Department of Surgery, University of Texas Southwestern Medical Center, Dallas, TX, USA.
Ann Surg. 2011 Sep;254(3):520-5; discussion 525-6. doi: 10.1097/SLA.0b013e31822cd175.
To assess changes in general surgery workloads and practice patterns in the past decade.
Nearly 80% of graduating general surgery residents pursue additional training in a surgical subspecialty. This has resulted in a shortage of general surgeons, especially in rural areas. The purpose of this study is to characterize the workloads and practice patterns of general surgeons versus certified surgical subspecialists and to compare these data with those from a previous decade.
The surgical operative logs of 4968 individuals recertifying in surgery 2007 to 2009 were reviewed. Data from 3362 (68%) certified only in Surgery (GS) were compared with 1606 (32%) with additional American Board of Medical Specialties certificates (GS+). Data from GS surgeons were also compared with data from GS surgeons recertifying 1995 to 1997. Independent variables were compared using factorial ANOVA.

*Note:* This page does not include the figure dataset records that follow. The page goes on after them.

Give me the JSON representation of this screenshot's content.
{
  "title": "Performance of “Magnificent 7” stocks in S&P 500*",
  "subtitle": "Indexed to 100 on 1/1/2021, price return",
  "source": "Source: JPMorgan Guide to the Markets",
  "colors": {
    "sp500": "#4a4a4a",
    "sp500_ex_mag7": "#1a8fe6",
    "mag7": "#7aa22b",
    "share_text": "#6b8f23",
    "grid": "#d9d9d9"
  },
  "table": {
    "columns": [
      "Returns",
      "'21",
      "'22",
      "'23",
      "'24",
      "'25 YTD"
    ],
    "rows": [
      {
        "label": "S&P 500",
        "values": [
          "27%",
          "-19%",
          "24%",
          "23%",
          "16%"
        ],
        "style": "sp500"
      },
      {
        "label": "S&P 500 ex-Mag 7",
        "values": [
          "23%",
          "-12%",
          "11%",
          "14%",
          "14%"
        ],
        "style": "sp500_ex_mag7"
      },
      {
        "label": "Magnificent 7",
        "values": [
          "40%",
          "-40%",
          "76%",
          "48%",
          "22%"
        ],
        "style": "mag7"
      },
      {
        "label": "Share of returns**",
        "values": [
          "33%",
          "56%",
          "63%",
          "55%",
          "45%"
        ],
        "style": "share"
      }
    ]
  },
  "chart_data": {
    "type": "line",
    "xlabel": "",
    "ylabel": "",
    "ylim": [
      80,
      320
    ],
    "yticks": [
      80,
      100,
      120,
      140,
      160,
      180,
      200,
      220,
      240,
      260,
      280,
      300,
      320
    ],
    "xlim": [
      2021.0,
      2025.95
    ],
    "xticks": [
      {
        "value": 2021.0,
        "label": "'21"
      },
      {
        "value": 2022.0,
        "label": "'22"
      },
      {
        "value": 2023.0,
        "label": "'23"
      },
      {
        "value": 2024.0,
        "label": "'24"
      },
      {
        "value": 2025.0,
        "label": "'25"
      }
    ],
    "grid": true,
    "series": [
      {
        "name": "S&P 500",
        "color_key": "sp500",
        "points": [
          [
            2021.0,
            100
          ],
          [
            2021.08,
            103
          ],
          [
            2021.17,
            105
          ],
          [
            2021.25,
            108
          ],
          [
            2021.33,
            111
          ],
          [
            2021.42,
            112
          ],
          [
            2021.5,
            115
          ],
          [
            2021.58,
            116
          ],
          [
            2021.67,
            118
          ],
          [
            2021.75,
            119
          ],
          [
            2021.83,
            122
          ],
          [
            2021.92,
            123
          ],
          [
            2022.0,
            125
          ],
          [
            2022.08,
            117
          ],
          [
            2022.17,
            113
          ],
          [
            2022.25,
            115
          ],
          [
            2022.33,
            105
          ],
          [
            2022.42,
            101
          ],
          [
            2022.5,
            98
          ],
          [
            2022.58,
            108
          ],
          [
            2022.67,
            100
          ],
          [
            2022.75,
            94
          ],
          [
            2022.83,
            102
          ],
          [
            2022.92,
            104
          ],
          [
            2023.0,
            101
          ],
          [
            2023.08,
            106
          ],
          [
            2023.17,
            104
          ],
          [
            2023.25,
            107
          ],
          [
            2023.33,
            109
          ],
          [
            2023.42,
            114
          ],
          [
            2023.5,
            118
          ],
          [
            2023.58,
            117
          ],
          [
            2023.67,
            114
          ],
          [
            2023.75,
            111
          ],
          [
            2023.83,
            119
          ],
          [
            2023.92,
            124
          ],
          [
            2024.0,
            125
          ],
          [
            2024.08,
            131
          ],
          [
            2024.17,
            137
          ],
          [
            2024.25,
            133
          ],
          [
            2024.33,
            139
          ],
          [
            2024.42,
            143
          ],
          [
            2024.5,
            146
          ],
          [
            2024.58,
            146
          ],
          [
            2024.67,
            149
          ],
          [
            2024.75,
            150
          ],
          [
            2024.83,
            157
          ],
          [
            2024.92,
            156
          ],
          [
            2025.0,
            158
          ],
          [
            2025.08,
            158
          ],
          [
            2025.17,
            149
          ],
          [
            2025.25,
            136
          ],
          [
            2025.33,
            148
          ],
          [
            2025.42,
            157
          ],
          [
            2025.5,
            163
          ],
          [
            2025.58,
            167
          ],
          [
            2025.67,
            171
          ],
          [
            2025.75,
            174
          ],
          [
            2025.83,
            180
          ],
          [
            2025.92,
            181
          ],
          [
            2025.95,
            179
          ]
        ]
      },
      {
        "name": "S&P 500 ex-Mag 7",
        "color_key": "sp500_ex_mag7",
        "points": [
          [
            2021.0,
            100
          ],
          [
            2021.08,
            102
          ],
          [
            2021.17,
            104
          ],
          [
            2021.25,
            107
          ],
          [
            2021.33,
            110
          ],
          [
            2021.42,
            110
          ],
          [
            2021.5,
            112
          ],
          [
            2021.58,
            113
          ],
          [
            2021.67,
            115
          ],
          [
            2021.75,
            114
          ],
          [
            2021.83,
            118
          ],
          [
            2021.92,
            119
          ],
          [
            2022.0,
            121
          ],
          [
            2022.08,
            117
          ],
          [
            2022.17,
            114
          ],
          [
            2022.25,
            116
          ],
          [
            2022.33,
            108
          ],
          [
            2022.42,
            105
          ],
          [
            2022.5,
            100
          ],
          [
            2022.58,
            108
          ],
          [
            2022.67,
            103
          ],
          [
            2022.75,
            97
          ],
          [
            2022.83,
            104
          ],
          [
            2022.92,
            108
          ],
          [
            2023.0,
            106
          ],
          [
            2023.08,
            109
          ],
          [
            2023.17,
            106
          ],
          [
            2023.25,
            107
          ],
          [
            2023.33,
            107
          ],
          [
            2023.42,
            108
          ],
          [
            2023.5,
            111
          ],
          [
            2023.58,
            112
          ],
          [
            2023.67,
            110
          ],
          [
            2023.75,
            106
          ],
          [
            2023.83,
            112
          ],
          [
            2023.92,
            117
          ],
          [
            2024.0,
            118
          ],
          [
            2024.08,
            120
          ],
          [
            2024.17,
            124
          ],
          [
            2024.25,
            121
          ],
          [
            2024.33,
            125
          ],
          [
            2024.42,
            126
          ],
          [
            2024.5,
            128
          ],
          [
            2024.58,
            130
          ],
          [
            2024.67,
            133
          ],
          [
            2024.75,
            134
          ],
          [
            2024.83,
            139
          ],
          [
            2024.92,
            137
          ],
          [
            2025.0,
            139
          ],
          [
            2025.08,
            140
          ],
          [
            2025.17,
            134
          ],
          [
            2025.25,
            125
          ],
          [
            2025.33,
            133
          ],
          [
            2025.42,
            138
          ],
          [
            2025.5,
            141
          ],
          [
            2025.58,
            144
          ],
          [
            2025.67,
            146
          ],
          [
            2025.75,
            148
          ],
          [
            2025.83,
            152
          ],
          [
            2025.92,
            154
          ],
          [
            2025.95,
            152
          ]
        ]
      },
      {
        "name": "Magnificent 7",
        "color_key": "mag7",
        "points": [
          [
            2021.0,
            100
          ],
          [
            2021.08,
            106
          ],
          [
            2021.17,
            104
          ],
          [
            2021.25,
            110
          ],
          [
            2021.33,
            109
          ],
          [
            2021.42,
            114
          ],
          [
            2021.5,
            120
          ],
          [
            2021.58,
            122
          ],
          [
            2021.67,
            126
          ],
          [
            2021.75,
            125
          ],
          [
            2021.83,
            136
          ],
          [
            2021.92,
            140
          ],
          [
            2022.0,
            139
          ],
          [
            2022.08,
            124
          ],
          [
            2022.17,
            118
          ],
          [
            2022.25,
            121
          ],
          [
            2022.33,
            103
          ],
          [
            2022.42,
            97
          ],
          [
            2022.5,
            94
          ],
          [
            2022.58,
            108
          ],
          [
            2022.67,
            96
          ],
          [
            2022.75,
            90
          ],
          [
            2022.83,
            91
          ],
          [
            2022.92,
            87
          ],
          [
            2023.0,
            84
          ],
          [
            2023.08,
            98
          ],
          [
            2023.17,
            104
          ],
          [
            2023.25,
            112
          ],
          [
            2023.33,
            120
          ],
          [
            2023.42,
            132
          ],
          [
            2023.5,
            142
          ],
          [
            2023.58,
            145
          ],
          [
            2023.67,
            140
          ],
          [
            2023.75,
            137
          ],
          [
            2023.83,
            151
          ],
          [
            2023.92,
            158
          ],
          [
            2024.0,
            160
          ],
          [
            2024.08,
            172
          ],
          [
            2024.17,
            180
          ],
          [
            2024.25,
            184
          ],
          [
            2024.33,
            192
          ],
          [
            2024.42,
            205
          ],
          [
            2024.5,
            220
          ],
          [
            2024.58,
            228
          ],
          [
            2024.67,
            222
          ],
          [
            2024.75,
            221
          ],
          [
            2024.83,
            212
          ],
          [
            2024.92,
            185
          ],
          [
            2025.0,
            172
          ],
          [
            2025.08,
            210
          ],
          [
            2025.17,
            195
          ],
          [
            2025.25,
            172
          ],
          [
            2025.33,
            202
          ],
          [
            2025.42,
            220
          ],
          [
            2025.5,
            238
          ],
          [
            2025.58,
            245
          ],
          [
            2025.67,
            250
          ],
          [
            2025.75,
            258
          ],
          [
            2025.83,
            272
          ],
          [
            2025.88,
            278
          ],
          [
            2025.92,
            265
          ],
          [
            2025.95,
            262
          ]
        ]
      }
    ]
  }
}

GS surgeons performed a mean of 533 ± 365 procedures annually. Women GS performed far more breast operations and fewer abdomen, alimentary tract and laparoscopic procedures compared to men GS (P < 0.001). GS surgeons recertifying at 10 years performed more abdominal, alimentary tract and laparoscopic procedures compared to those recertifying at 20 or 30 years (P < 0.001). Rural GS surgeons performed far more endoscopic procedures and fewer abdominal, alimentary tract, and laparoscopic procedures than urban counterparts (P < 0.001). The United States medical school graduates had similar workloads and distribution of operations to international medical graduates. Compared to 1995 to 1997, GS surgeons from 2007 to 2009 performed more procedures, especially endoscopic and laparoscopic. GS+ surgeons performed 15% to 33% of all general surgery procedures.

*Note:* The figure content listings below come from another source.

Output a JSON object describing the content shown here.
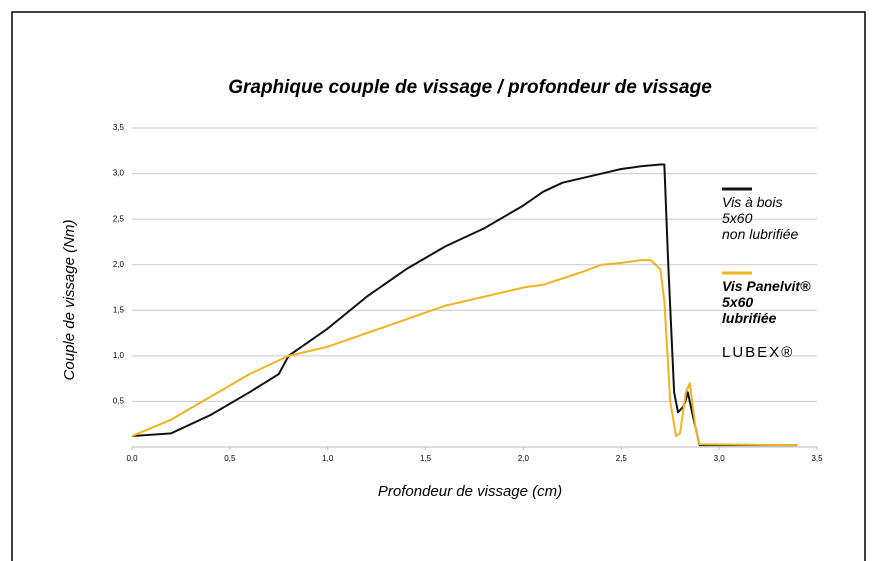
{
  "chart_data": {
    "type": "line",
    "title": "Graphique couple de vissage / profondeur de vissage",
    "xlabel": "Profondeur de vissage (cm)",
    "ylabel": "Couple de vissage (Nm)",
    "xlim": [
      0,
      3.5
    ],
    "ylim": [
      0,
      3.5
    ],
    "xticks": [
      {
        "value": 0,
        "label": "0,0"
      },
      {
        "value": 0.5,
        "label": "0,5"
      },
      {
        "value": 1,
        "label": "1,0"
      },
      {
        "value": 1.5,
        "label": "1,5"
      },
      {
        "value": 2,
        "label": "2,0"
      },
      {
        "value": 2.5,
        "label": "2,5"
      },
      {
        "value": 3,
        "label": "3,0"
      },
      {
        "value": 3.5,
        "label": "3,5"
      }
    ],
    "yticks": [
      {
        "value": 0.5,
        "label": "0,5"
      },
      {
        "value": 1,
        "label": "1,0"
      },
      {
        "value": 1.5,
        "label": "1,5"
      },
      {
        "value": 2,
        "label": "2,0"
      },
      {
        "value": 2.5,
        "label": "2,5"
      },
      {
        "value": 3,
        "label": "3,0"
      },
      {
        "value": 3.5,
        "label": "3,5"
      }
    ],
    "grid": true,
    "logo": "LUBEX®",
    "series": [
      {
        "name": "Vis à bois\n5x60\nnon lubrifiée",
        "color": "#111111",
        "x": [
          0,
          0.2,
          0.4,
          0.6,
          0.75,
          0.8,
          1.0,
          1.2,
          1.4,
          1.6,
          1.8,
          2.0,
          2.1,
          2.2,
          2.4,
          2.5,
          2.6,
          2.7,
          2.72,
          2.74,
          2.77,
          2.79,
          2.82,
          2.84,
          2.87,
          2.9,
          3.0,
          3.4
        ],
        "values": [
          0.12,
          0.15,
          0.35,
          0.6,
          0.8,
          1.0,
          1.3,
          1.65,
          1.95,
          2.2,
          2.4,
          2.65,
          2.8,
          2.9,
          3.0,
          3.05,
          3.08,
          3.1,
          3.1,
          2.0,
          0.6,
          0.38,
          0.45,
          0.6,
          0.3,
          0.02,
          0.02,
          0.02
        ]
      },
      {
        "name": "Vis Panelvit®\n5x60\nlubrifiée",
        "color": "#f0b323",
        "x": [
          0,
          0.2,
          0.4,
          0.6,
          0.8,
          1.0,
          1.2,
          1.4,
          1.6,
          1.8,
          2.0,
          2.1,
          2.2,
          2.3,
          2.4,
          2.5,
          2.6,
          2.65,
          2.7,
          2.72,
          2.75,
          2.78,
          2.8,
          2.83,
          2.85,
          2.88,
          2.9,
          3.4
        ],
        "values": [
          0.12,
          0.3,
          0.55,
          0.8,
          1.0,
          1.1,
          1.25,
          1.4,
          1.55,
          1.65,
          1.75,
          1.78,
          1.85,
          1.92,
          2.0,
          2.02,
          2.05,
          2.05,
          1.95,
          1.6,
          0.5,
          0.12,
          0.15,
          0.6,
          0.7,
          0.2,
          0.03,
          0.02
        ]
      }
    ]
  }
}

GS practice patterns are heterogeneous; gender, age, and practice setting significantly affect operative caseloads. A substantial portion of general surgery procedures currently are performed by GS+ surgeons, whereas GS surgeons continue to perform considerable numbers of specialty operations. Reduced general surgery operative experience in GS+ residencies may negatively impact access to general surgical care. Similarly, narrowing GS residency operative experience may impair specialty operation access.
评估过去十年普通外科工作量和实践模式的变化。
近 80%的普通外科住院医师在外科亚专业接受额外培训。这导致普通外科医生短缺,尤其是在农村地区。本研究的目的是描述普通外科医生与认证外科亚专科医生的工作量和实践模式,并将这些数据与十年前的数据进行比较。
对 2007 年至 2009 年重新认证的 4968 名个体的手术操作日志进行了回顾。将仅在外科(GS)认证的 3362 名(68%)个体的数据与另外 1606 名(32%)获得美国医学专业委员会证书的个体(GS+)进行了比较。GS 外科医生的数据还与 1995 年至 1997 年重新认证的 GS 外科医生的数据进行了比较。使用析因方差分析比较了自变量。

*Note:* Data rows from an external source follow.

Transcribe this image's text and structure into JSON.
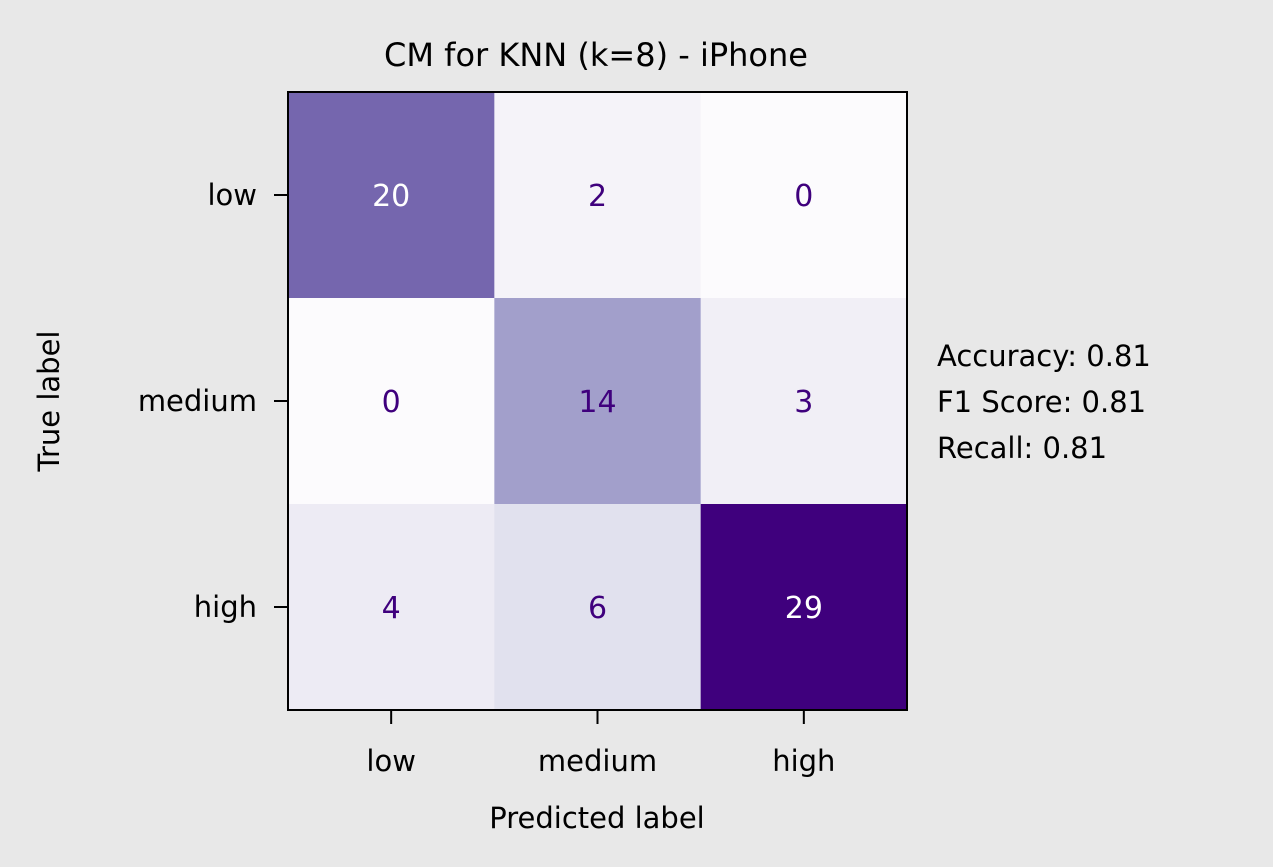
{
  "chart_data": {
    "type": "heatmap",
    "title": "CM for KNN (k=8) - iPhone",
    "xlabel": "Predicted label",
    "ylabel": "True label",
    "x_categories": [
      "low",
      "medium",
      "high"
    ],
    "y_categories": [
      "low",
      "medium",
      "high"
    ],
    "matrix": [
      [
        20,
        2,
        0
      ],
      [
        0,
        14,
        3
      ],
      [
        4,
        6,
        29
      ]
    ],
    "colormap": "Purples",
    "value_range": [
      0,
      29
    ],
    "colorbar": false,
    "grid": false,
    "metrics": [
      "Accuracy: 0.81",
      "F1 Score: 0.81",
      "Recall: 0.81"
    ]
  },
  "colors": {
    "background": "#e8e8e8",
    "axis": "#000000",
    "text": "#000000",
    "low_value_text": "#3f007d",
    "high_value_text": "#ffffff"
  }
}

GS 外科医生每年平均进行 533±365 例手术。与 GS 男性相比,GS 女性进行了更多的乳房手术,而腹部、消化道和腹腔镜手术则更少(P<0.001)。10 年重新认证的 GS 外科医生比 20 年或 30 年重新认证的外科医生进行了更多的腹部、消化道和腹腔镜手术(P<0.001)。与城市同行相比,农村 GS 外科医生进行了更多的内镜手术,而腹部、消化道和腹腔镜手术则更少(P<0.001)。美国医学院毕业生的工作量和手术分布与国际医学毕业生相似。与 1995 年至 1997 年相比,2007 年至 2009 年的 GS 外科医生进行了更多的手术,尤其是内镜和腹腔镜手术。GS+外科医生完成了 15%至 33%的普通外科手术。
GS 的实践模式存在异质性;性别、年龄和实践环境显著影响手术工作量。目前,大部分普通外科手术由 GS+外科医生完成,而 GS 外科医生仍进行大量的专科手术。GS+住院医师普通外科手术经验减少可能会对普通外科护理的获得产生负面影响。同样,GS 住院医师手术经验的缩小也可能会影响专科手术的获得。